Preacher: Book Three
written by Garth Ennis
illustrated by Steve Dillon
DC Comics/Vertigo (2010, hardcover)
Available via: Amazon
Preacher is shaping up to be my favorite comic book series, over Gaiman's Sandman series. It's been that damn good so far.
It's been quite a few months since I read the second volume, so I'm not sure if I missed something, but it felt like I had missed an issue or two by the way this hardcover started out with its main story arc. Still, I was able to dive right back into this universe and fell in love with its characters all over again.
The book started off with an origin tale for the Saint of Killers, the hard-hearted gunslinger who is hunting down Custer and his friends, apparently under the orders of God himself. It was even more brutal and tragic than I expected, and in a sense I came away rooting for the guy. I mean, he had his life and family torn apart--and blew the Devil's brains out. Not too shabby.
From there, Cassidy the Irish Vampire took center stage with a romp through New Orleans that had him meeting up with a poncy bloodsucker and his band of groupies. This was a fun one, with plenty of humor directed at the gothic vampire crowd. I can only imagine how Cassidy would react to the Twi-hards these days.

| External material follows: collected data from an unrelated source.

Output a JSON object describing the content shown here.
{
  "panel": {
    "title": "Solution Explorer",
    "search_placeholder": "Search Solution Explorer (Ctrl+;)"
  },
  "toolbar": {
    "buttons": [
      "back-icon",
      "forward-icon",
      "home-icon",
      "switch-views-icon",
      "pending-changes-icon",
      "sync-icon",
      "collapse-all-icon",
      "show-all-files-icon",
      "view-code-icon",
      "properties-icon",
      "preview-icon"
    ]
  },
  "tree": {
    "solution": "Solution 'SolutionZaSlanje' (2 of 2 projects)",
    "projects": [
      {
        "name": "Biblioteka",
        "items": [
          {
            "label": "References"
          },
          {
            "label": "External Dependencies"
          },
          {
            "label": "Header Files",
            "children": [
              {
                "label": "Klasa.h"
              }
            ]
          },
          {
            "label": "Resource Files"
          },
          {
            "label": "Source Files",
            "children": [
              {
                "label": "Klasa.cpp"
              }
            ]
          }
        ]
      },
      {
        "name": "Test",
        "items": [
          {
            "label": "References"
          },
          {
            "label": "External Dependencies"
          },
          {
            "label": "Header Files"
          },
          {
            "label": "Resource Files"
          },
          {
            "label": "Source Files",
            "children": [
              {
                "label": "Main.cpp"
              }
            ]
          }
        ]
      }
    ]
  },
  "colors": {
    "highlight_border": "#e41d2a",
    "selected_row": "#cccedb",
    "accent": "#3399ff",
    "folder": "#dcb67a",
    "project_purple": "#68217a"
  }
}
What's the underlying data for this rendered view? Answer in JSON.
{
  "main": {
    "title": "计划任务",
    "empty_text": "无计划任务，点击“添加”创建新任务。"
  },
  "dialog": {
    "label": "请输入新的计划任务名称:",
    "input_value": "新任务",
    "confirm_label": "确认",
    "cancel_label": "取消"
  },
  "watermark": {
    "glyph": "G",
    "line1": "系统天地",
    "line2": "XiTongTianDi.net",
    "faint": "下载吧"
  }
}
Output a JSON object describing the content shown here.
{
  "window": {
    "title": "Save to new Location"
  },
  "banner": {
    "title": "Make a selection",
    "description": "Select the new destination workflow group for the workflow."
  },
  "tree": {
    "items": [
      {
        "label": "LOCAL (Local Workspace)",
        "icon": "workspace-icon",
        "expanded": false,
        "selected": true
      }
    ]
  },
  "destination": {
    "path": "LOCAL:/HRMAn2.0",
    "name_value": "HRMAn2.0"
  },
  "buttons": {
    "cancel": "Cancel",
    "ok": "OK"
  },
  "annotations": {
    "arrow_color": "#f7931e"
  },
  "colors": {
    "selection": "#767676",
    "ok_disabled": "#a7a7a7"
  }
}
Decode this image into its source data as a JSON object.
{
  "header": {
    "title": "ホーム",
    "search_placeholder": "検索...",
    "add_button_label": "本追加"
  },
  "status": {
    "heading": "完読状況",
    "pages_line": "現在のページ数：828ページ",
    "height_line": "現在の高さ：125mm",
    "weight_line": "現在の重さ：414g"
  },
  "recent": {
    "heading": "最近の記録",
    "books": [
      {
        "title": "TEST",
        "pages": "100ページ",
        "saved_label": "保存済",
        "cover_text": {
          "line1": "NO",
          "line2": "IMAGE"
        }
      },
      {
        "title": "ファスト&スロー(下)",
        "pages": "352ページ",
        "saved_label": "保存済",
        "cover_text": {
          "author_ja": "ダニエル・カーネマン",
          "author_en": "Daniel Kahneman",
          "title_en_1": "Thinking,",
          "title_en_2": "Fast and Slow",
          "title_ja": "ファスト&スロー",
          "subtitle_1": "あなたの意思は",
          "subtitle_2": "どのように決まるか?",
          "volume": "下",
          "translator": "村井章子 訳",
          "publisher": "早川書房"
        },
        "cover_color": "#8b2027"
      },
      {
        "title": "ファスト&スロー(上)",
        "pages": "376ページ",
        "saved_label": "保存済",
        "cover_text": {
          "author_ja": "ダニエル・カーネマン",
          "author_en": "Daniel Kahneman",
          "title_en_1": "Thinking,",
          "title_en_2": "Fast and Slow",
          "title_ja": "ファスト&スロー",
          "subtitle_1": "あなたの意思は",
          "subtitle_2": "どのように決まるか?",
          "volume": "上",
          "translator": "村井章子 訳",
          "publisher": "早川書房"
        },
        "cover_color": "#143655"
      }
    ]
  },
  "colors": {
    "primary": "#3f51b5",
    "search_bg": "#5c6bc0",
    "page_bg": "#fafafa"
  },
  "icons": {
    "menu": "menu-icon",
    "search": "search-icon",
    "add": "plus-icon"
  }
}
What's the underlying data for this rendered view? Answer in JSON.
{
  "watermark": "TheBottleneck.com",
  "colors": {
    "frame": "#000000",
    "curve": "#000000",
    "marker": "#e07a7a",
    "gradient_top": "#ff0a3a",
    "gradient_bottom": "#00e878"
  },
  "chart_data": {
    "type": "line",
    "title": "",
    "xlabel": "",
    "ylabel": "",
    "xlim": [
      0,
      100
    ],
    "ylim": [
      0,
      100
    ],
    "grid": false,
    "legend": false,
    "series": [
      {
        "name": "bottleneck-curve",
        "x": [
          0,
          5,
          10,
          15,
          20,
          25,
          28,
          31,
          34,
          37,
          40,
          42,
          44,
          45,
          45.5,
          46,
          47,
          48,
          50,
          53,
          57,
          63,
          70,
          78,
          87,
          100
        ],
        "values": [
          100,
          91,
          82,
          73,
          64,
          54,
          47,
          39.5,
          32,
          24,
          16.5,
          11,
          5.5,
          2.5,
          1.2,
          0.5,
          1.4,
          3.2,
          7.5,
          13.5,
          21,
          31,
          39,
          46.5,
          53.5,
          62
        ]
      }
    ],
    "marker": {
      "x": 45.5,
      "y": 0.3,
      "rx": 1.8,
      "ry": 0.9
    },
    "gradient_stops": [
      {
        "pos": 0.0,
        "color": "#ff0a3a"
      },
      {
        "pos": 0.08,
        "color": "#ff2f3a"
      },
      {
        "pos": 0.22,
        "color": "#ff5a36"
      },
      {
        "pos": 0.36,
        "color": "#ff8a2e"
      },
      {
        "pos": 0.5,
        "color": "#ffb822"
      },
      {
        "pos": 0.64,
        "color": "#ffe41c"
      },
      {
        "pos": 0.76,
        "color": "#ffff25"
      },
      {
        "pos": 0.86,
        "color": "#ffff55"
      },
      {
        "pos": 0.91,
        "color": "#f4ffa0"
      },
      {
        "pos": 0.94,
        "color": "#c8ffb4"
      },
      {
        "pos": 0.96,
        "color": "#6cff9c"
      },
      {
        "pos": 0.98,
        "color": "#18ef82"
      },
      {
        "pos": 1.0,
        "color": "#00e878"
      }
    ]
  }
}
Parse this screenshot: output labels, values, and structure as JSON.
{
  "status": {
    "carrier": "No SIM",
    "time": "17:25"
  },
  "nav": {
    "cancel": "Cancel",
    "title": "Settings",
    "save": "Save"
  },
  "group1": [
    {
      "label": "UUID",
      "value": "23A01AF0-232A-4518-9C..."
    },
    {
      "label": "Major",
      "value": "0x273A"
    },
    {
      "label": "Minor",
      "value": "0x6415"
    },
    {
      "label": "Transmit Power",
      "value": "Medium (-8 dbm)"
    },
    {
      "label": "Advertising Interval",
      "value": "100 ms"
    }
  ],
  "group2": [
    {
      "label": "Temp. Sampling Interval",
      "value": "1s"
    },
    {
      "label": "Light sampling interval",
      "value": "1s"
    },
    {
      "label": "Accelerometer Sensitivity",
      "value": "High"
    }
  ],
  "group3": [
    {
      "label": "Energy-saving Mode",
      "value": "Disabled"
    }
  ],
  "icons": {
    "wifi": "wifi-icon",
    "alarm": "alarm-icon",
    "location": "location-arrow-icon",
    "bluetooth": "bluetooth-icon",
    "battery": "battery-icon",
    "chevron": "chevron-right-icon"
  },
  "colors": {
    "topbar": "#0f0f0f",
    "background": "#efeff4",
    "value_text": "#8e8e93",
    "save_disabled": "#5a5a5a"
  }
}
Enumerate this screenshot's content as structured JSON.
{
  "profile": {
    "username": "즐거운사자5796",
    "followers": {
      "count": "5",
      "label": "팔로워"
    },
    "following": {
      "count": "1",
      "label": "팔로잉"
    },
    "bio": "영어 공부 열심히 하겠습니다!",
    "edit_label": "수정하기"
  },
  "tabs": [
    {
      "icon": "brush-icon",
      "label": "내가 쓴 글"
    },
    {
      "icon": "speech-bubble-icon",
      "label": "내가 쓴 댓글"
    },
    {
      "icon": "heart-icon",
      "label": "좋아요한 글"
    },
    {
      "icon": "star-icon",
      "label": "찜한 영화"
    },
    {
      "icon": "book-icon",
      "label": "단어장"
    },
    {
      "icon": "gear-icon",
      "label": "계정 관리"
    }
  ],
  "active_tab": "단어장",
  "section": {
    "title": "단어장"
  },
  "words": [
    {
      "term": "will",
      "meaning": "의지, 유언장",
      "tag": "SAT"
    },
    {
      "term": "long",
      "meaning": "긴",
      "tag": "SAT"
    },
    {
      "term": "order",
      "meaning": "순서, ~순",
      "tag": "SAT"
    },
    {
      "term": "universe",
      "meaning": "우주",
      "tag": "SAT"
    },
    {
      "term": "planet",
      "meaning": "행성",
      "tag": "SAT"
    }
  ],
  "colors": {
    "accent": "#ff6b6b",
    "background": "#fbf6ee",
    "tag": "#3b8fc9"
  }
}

Once those two stories got out of the way, it was back to the main story with Reverend Jessie Custer, with his girlfriend Tulip and Cassidy, hot on the trail of the Almighty God who has gone into hiding. The story got a bit winding and still with a fair bit of contemplation, rumination, and even a soap opera style fiasco for good measure, as opposed to the previous two books and their breakneck action and suspense. Still, the characters were spot on, and I was unable to put the book down come the end of the night. The nature of this little trinity changes over the course of this book and really has me eager to see what happens in the next volume.
I can't say a bad thing about this book. It was damn near perfect. I think the only thing that would have made it better is if the bald-headed bastard, Herr Starr, who is trying to hunt Custer down and make him a martyr had a larger role in the book. As it was, his pent-up rage over the new scar on his head courtesy of Custer, which gives his cranium the odd resemblance to a penis, was hilarious.
|Even if you don't read graphic novels or comic books, I think you'd be doing yourself a favor by tracking down this series through a shop or library, because it's been a treat so far, in my humble opinion.